Happy Anniversary (Fields Productions; United Artists) is a vulgar, slick, hilarious film version of Anniversary Waltz (TIME, April 19, 1954), a common mattress farce, put together by Jerome Chodorov and Joseph Fields, that packed the Broadway tourists in for more than 17 months. The plot is just a house of comic greeting cards, but Chodorov and Fields, who also wrote the script, have stacked them up with impressive skill. David Niven and Mitzi Gaynor, it develops, are a big-city couple in the five-figure set who are celebrating their 13th anniversary. All goes well until Husband Niven gives his in-laws the likkered-up lowdown on what used to happen in that little old hotel before they were married. When the smoke clears, wife is locked in her bedroom, husband is battering down the door, and daughter is standing bare-kneed and pigtailed before a youth forum, telling the TV audience all about her parents' "premarital relations."

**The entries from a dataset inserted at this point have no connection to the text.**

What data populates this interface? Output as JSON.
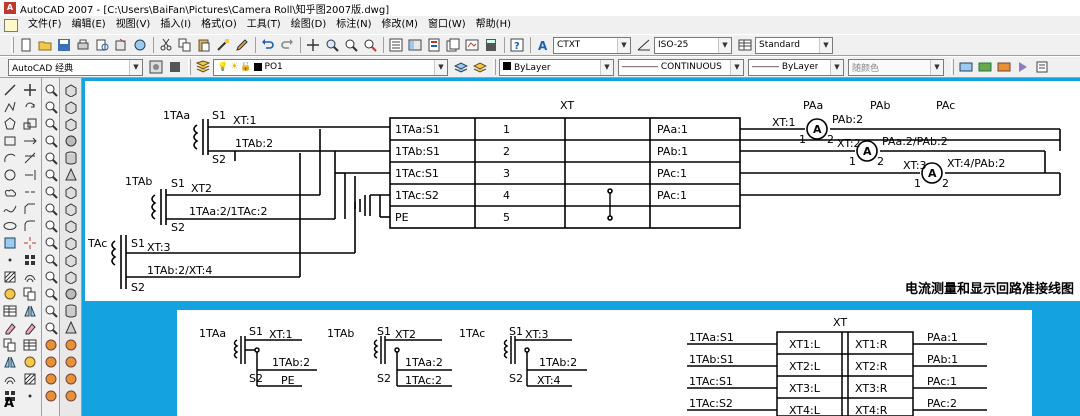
{
  "window": {
    "title": "AutoCAD 2007 - [C:\\Users\\BaiFan\\Pictures\\Camera Roll\\知乎图2007版.dwg]"
  },
  "menu": [
    "文件(F)",
    "编辑(E)",
    "视图(V)",
    "插入(I)",
    "格式(O)",
    "工具(T)",
    "绘图(D)",
    "标注(N)",
    "修改(M)",
    "窗口(W)",
    "帮助(H)"
  ],
  "toolbar1": {
    "text_style": "CTXT",
    "dim_style": "ISO-25",
    "table_style": "Standard"
  },
  "toolbar2": {
    "workspace": "AutoCAD 经典",
    "layer": "PO1",
    "color": "ByLayer",
    "linetype": "CONTINUOUS",
    "lineweight": "ByLayer",
    "plot_style": "随颜色"
  },
  "left_palette": {
    "bottom_label": "A"
  },
  "diagram1": {
    "caption": "电流测量和显示回路准接线图",
    "header": "XT",
    "ct_labels": [
      "1TAa",
      "1TAb",
      "TAc"
    ],
    "ct1": {
      "s1": "S1",
      "s2": "S2",
      "w1": "XT:1",
      "w2": "1TAb:2"
    },
    "ct2": {
      "s1": "S1",
      "s2": "S2",
      "w1": "XT2",
      "w2": "1TAa:2/1TAc:2"
    },
    "ct3": {
      "s1": "S1",
      "s2": "S2",
      "w1": "XT:3",
      "w2": "1TAb:2/XT:4"
    },
    "rows": [
      {
        "left": "1TAa:S1",
        "num": "1",
        "right": "PAa:1"
      },
      {
        "left": "1TAb:S1",
        "num": "2",
        "right": "PAb:1"
      },
      {
        "left": "1TAc:S1",
        "num": "3",
        "right": "PAc:1"
      },
      {
        "left": "1TAc:S2",
        "num": "4",
        "right": "PAc:1"
      },
      {
        "left": "PE",
        "num": "5",
        "right": ""
      }
    ],
    "meter_headers": [
      "PAa",
      "PAb",
      "PAc"
    ],
    "meters": [
      {
        "in": "XT:1",
        "out": "PAb:2",
        "symbol": "A",
        "p1": "1",
        "p2": "2"
      },
      {
        "in": "XT:2",
        "out": "PAa:2/PAb:2",
        "symbol": "A",
        "p1": "1",
        "p2": "2"
      },
      {
        "in": "XT:3",
        "out": "XT:4/PAb:2",
        "symbol": "A",
        "p1": "1",
        "p2": "2"
      }
    ]
  },
  "diagram2": {
    "header": "XT",
    "cts": [
      {
        "label": "1TAa",
        "s1": "S1",
        "s2": "S2",
        "w1": "XT:1",
        "w2": "1TAb:2",
        "w3": "PE"
      },
      {
        "label": "1TAb",
        "s1": "S1",
        "s2": "S2",
        "w1": "XT2",
        "w2": "1TAa:2",
        "w3": "1TAc:2"
      },
      {
        "label": "1TAc",
        "s1": "S1",
        "s2": "S2",
        "w1": "XT:3",
        "w2": "1TAb:2",
        "w3": "XT:4"
      }
    ],
    "rows": [
      {
        "left": "1TAa:S1",
        "l": "XT1:L",
        "r": "XT1:R",
        "right": "PAa:1"
      },
      {
        "left": "1TAb:S1",
        "l": "XT2:L",
        "r": "XT2:R",
        "right": "PAb:1"
      },
      {
        "left": "1TAc:S1",
        "l": "XT3:L",
        "r": "XT3:R",
        "right": "PAc:1"
      },
      {
        "left": "1TAc:S2",
        "l": "XT4:L",
        "r": "XT4:R",
        "right": "PAc:2"
      }
    ]
  },
  "colors": {
    "drawing_background": "#14a3e0",
    "sheet": "#ffffff",
    "chrome": "#f0f0f0"
  }
}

One way and another H.A. has its heehaws at just about all the going cliches of pseudo-sophisticated comedy—interfering in-laws, kindly bartenders, expense-account romances, television blurbs, know-it-all brats and the sort of progressive school that gives "two weeks off for Halloween." The dialogue is often gamy and the situations farce-fetched, but Director David Miller and his stars have made the most of some sharp wit-snapping.